Data Structures, Algorithms, & Applications in C++
Chapter 3, Exercise 9

(a)

5n² - 6n < 5n² for n >= 1. So, 5n² - 6n = O(n²). Also, 5n² - 6n >= 5n² - n² = 4 n² for n >= 6. So, 5n² - 6n = Omega(n²). Consequently, 5n² - 6n = Theta(n²).

(c)

f(n) = 2n²2ⁿ + n log n < 2n²2ⁿ + n² < 3n²2ⁿ for n >= 1. So, f(n) = O(n²2ⁿ). Also, f(n) >= 2n²2ⁿ for n >= 1. So, f(n) = Omega(n²2ⁿ). Therefore, f(n) = Theta(n²2ⁿ).

(e)

f(n) = sum from (i=0) to n i³ <= sum from (i=1) to n n³ = n⁴ for n >= 1. So, f(n) = O(n⁴).
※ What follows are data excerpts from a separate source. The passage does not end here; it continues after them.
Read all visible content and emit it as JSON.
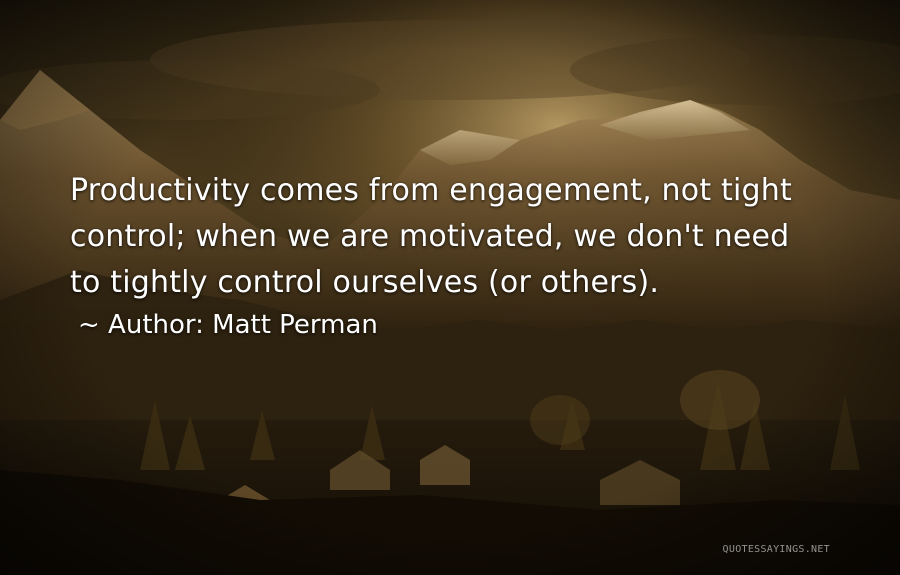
{
  "quote": {
    "lines": [
      "Productivity comes from engagement, not tight",
      "control; when we are motivated, we don't need",
      "to tightly control ourselves (or others)."
    ],
    "author_prefix": "~ Author:",
    "author_name": "Matt Perman"
  },
  "watermark": "QUOTESSAYINGS.NET",
  "colors": {
    "text": "#ffffff",
    "sky_top": "#3b2e16",
    "sky_glow": "#c9a15d",
    "ground": "#120c04"
  }
}
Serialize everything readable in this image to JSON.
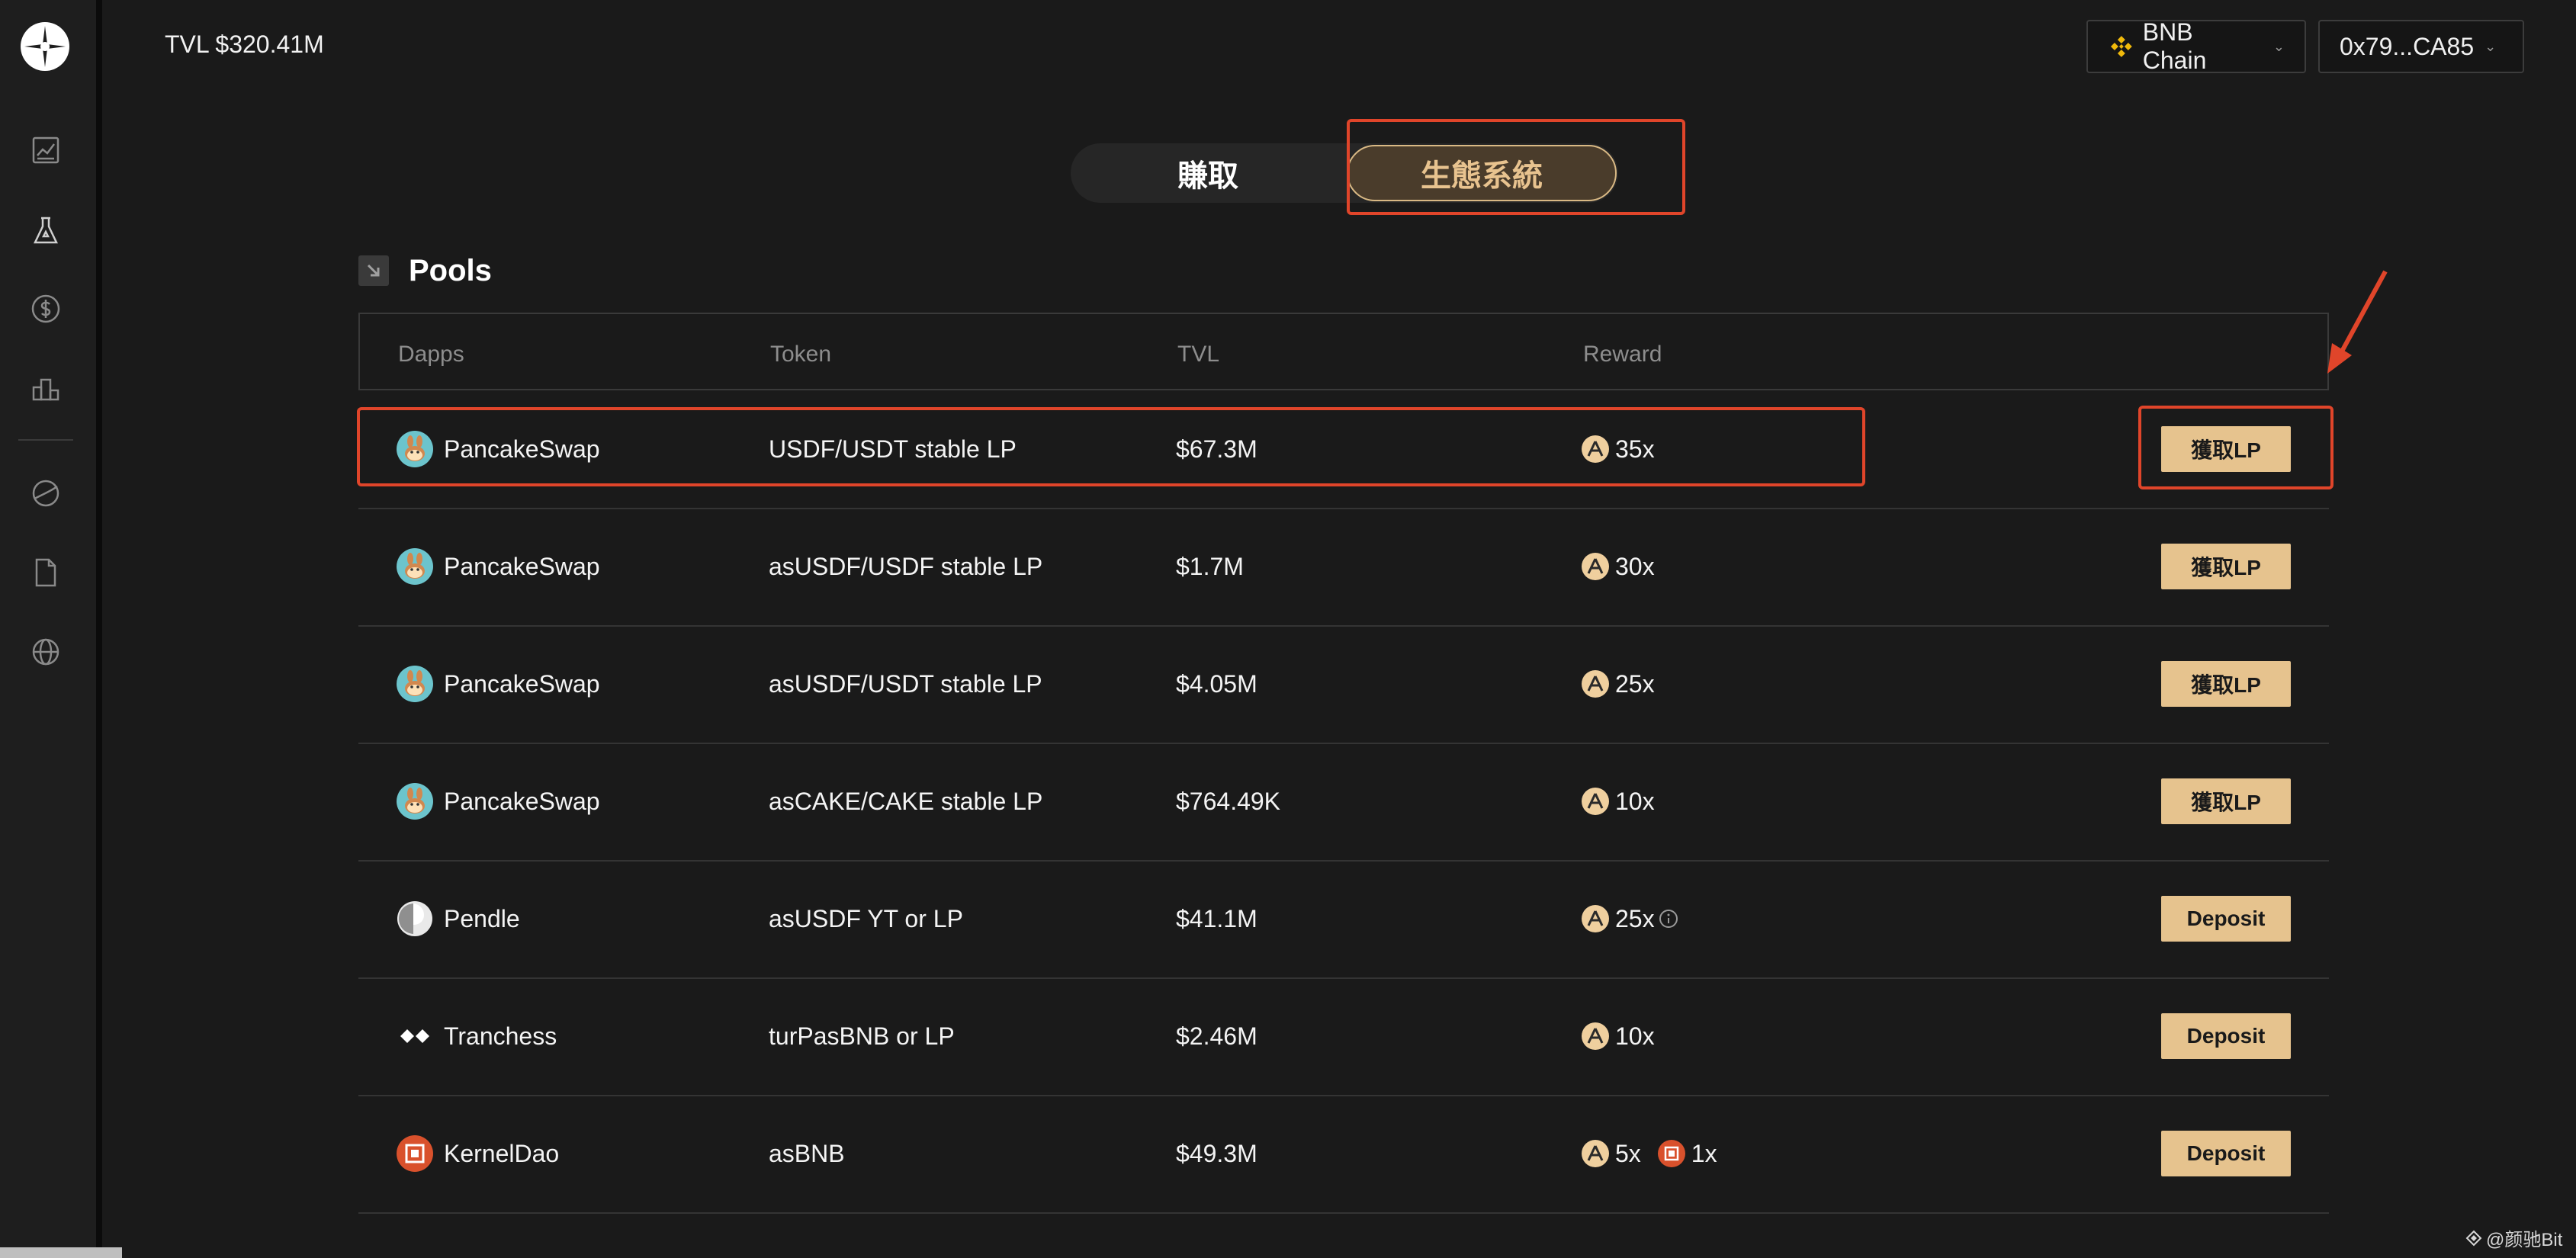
{
  "header": {
    "tvl": "TVL $320.41M",
    "chain": "BNB Chain",
    "wallet": "0x79...CA85"
  },
  "sidebar": {
    "items": [
      {
        "icon": "chart-icon"
      },
      {
        "icon": "flask-icon"
      },
      {
        "icon": "dollar-icon"
      },
      {
        "icon": "leaderboard-icon"
      },
      {
        "icon": "planet-icon"
      },
      {
        "icon": "document-icon"
      },
      {
        "icon": "globe-icon"
      }
    ]
  },
  "tabs": {
    "earn": "賺取",
    "ecosystem": "生態系統",
    "active": "ecosystem"
  },
  "pools": {
    "title": "Pools",
    "columns": {
      "dapps": "Dapps",
      "token": "Token",
      "tvl": "TVL",
      "reward": "Reward"
    },
    "rows": [
      {
        "dapp": "PancakeSwap",
        "token": "USDF/USDT stable LP",
        "tvl": "$67.3M",
        "reward": "35x",
        "action": "獲取LP"
      },
      {
        "dapp": "PancakeSwap",
        "token": "asUSDF/USDF stable LP",
        "tvl": "$1.7M",
        "reward": "30x",
        "action": "獲取LP"
      },
      {
        "dapp": "PancakeSwap",
        "token": "asUSDF/USDT stable LP",
        "tvl": "$4.05M",
        "reward": "25x",
        "action": "獲取LP"
      },
      {
        "dapp": "PancakeSwap",
        "token": "asCAKE/CAKE stable LP",
        "tvl": "$764.49K",
        "reward": "10x",
        "action": "獲取LP"
      },
      {
        "dapp": "Pendle",
        "token": "asUSDF YT or LP",
        "tvl": "$41.1M",
        "reward": "25x",
        "action": "Deposit"
      },
      {
        "dapp": "Tranchess",
        "token": "turPasBNB or LP",
        "tvl": "$2.46M",
        "reward": "10x",
        "action": "Deposit"
      },
      {
        "dapp": "KernelDao",
        "token": "asBNB",
        "tvl": "$49.3M",
        "reward": "5x",
        "reward2": "1x",
        "action": "Deposit"
      }
    ]
  },
  "watermark": "@颜驰Bit",
  "colors": {
    "accent": "#e6c38e",
    "highlight": "#e0452a",
    "background": "#1a1a1a"
  }
}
Also, f(n) >= sum from (i=ceil(n/2)) to n i³ >= sum from (i=ceil(n/2)) to n (n/2)³ = (n - ceil(n/2) + 1)(n/2)³ >= n⁴/16 for n >= 1. So, f(n) = Omega(n⁴). As a result, f(n) = Theta(n⁴).

(g)

f(n) = n³ + 10⁶n² <= n³ + n³ = 2 n³ for n >= 10⁶. Also, f(n) < n³ for n > 0. So, f(n) = Theta(n³).